While recognizing that sometimes this material can be helpful to spur someone on to do great things, it can also be harmful to overall effort.  Bulletin board material causes passion (both good and bad) to overcome both logical process and sometimes even muscle memory.  In pool especially, bulletin board material does one very crippling thing to your game:  It makes pool about beating people rather than playing the table in front of you.  This takes your focus off of the preshot routine, finding contact points, and tangents.
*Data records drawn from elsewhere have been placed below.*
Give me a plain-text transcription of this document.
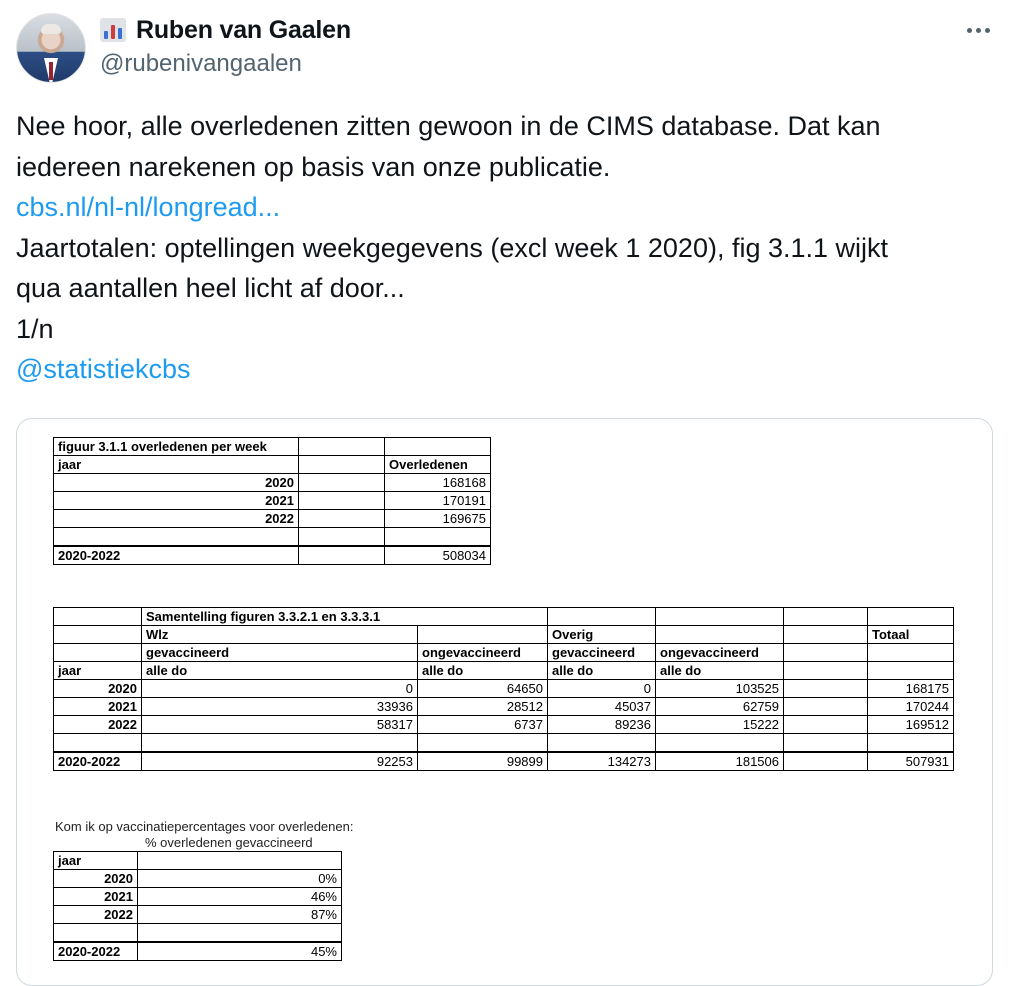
Ruben van Gaalen
@rubenivangaalen
Nee hoor, alle overledenen zitten gewoon in de CIMS database. Dat kan
iedereen narekenen op basis van onze publicatie.
cbs.nl/nl-nl/longread...
Jaartotalen: optellingen weekgegevens (excl week 1 2020), fig 3.1.1 wijkt
qua aantallen heel licht af door...
1/n
@statistiekcbs
figuur 3.1.1 overledenen per week		
jaar		Overledenen
2020		168168
2021		170191
2022		169675

2020-2022		508034
	Samentelling figuren 3.3.2.1 en 3.3.3.1					
	Wlz		Overig			Totaal
	gevaccineerd	ongevaccineerd	gevaccineerd	ongevaccineerd		
jaar	alle do	alle do	alle do	alle do		
2020	0	64650	0	103525		168175
2021	33936	28512	45037	62759		170244
2022	58317	6737	89236	15222		169512

2020-2022	92253	99899	134273	181506		507931
Kom ik op vaccinatiepercentages voor overledenen:
% overledenen gevaccineerd
jaar	
2020	0%
2021	46%
2022	87%

2020-2022	45%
Before you know it, you’re frustrated, elated, crying, and laughing all in the same match.  At that point, pool is actually the last thing on your mind, and you’ve basically showed your hand to your opponent.

The truth also is that we are not robots.  We can’t just turn emotion off and be passionless (even though in pool that would be ideal sometimes).  Also, bulletin boards can carry useful information for a pool player (ex. when do I play, what’s my preshot routine, positive inspirational quotes, etc).  So, what do you keep instead of a bulletin board that won’t also be drawing your focus off your game, with good or bad things? 
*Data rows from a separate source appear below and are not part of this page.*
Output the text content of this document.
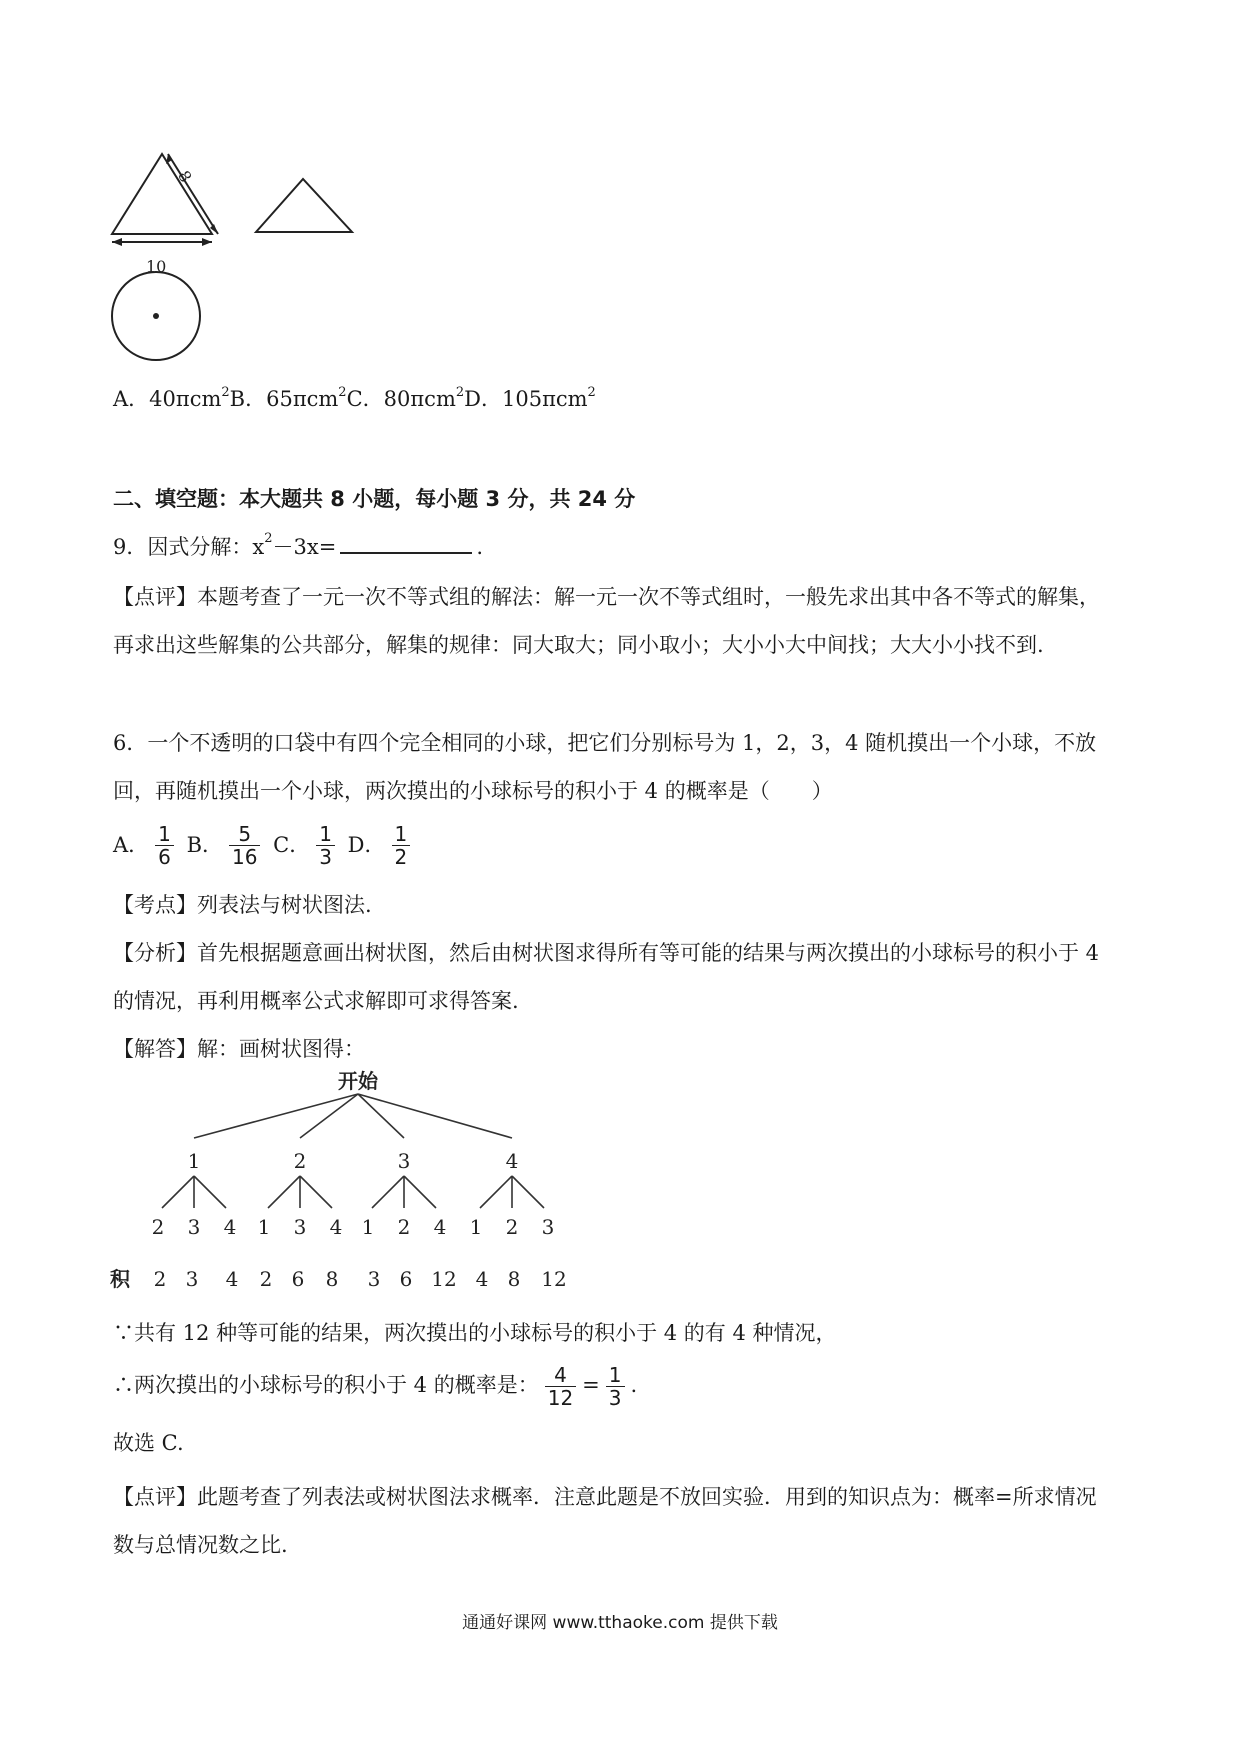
8
10
A．40πcm$^2$B．65πcm$^2$C．80πcm$^2$D．105πcm$^2$
二、填空题：本大题共 8 小题，每小题 3 分，共 24 分
9．因式分解：$x^2-3x=$	.
【点评】本题考查了一元一次不等式组的解法：解一元一次不等式组时，一般先求出其中各不等式的解集，
再求出这些解集的公共部分，解集的规律：同大取大；同小取小；大小小大中间找；大大小小找不到.
6．一个不透明的口袋中有四个完全相同的小球，把它们分别标号为 1，2，3，4 随机摸出一个小球，不放
回，再随机摸出一个小球，两次摸出的小球标号的积小于 4 的概率是（　　）
A． $\frac{1}{6}$
B． $\frac{5}{16}$
C． $\frac{1}{3}$
D． $\frac{1}{2}$
【考点】列表法与树状图法.
【分析】首先根据题意画出树状图，然后由树状图求得所有等可能的结果与两次摸出的小球标号的积小于 4
的情况，再利用概率公式求解即可求得答案.
【解答】解：画树状图得：
开始
1	2	3	4
2 3 4 1 3 4 1 2 4 1 2 3
积 2 3 4 2 6 8 3 6 12 4 8 12
∵共有 12 种等可能的结果，两次摸出的小球标号的积小于 4 的有 4 种情况，
∴两次摸出的小球标号的积小于 4 的概率是： $\frac{4}{12} = \frac{1}{3}$ .
故选 C.
【点评】此题考查了列表法或树状图法求概率．注意此题是不放回实验．用到的知识点为：概率=所求情况
数与总情况数之比.
通通好课网 www.tthaoke.com 提供下载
I believe the easiest answer is a small pocket notebook.  In it, write notes about your misses and best shots (after the match of course).  Write down your times you play, and what and when you practiced.  Write down the drills you struggle with, and what you’ve mastered.  Write down  your inspirational quotes, and read all this during down time.  But during game time, close the book, lock it out, and focus on the table in front of you.  Bulletin boards can get too clogged with information spanning long periods of time.  Notebooks travel everywhere with you, and only you get to decide what goes into them.  So guard against negative bulletin board material, and always work to live in the moment.  Because in pool, and really all sports, that’s truly all you have: one moment.  So, how are you going to spend it?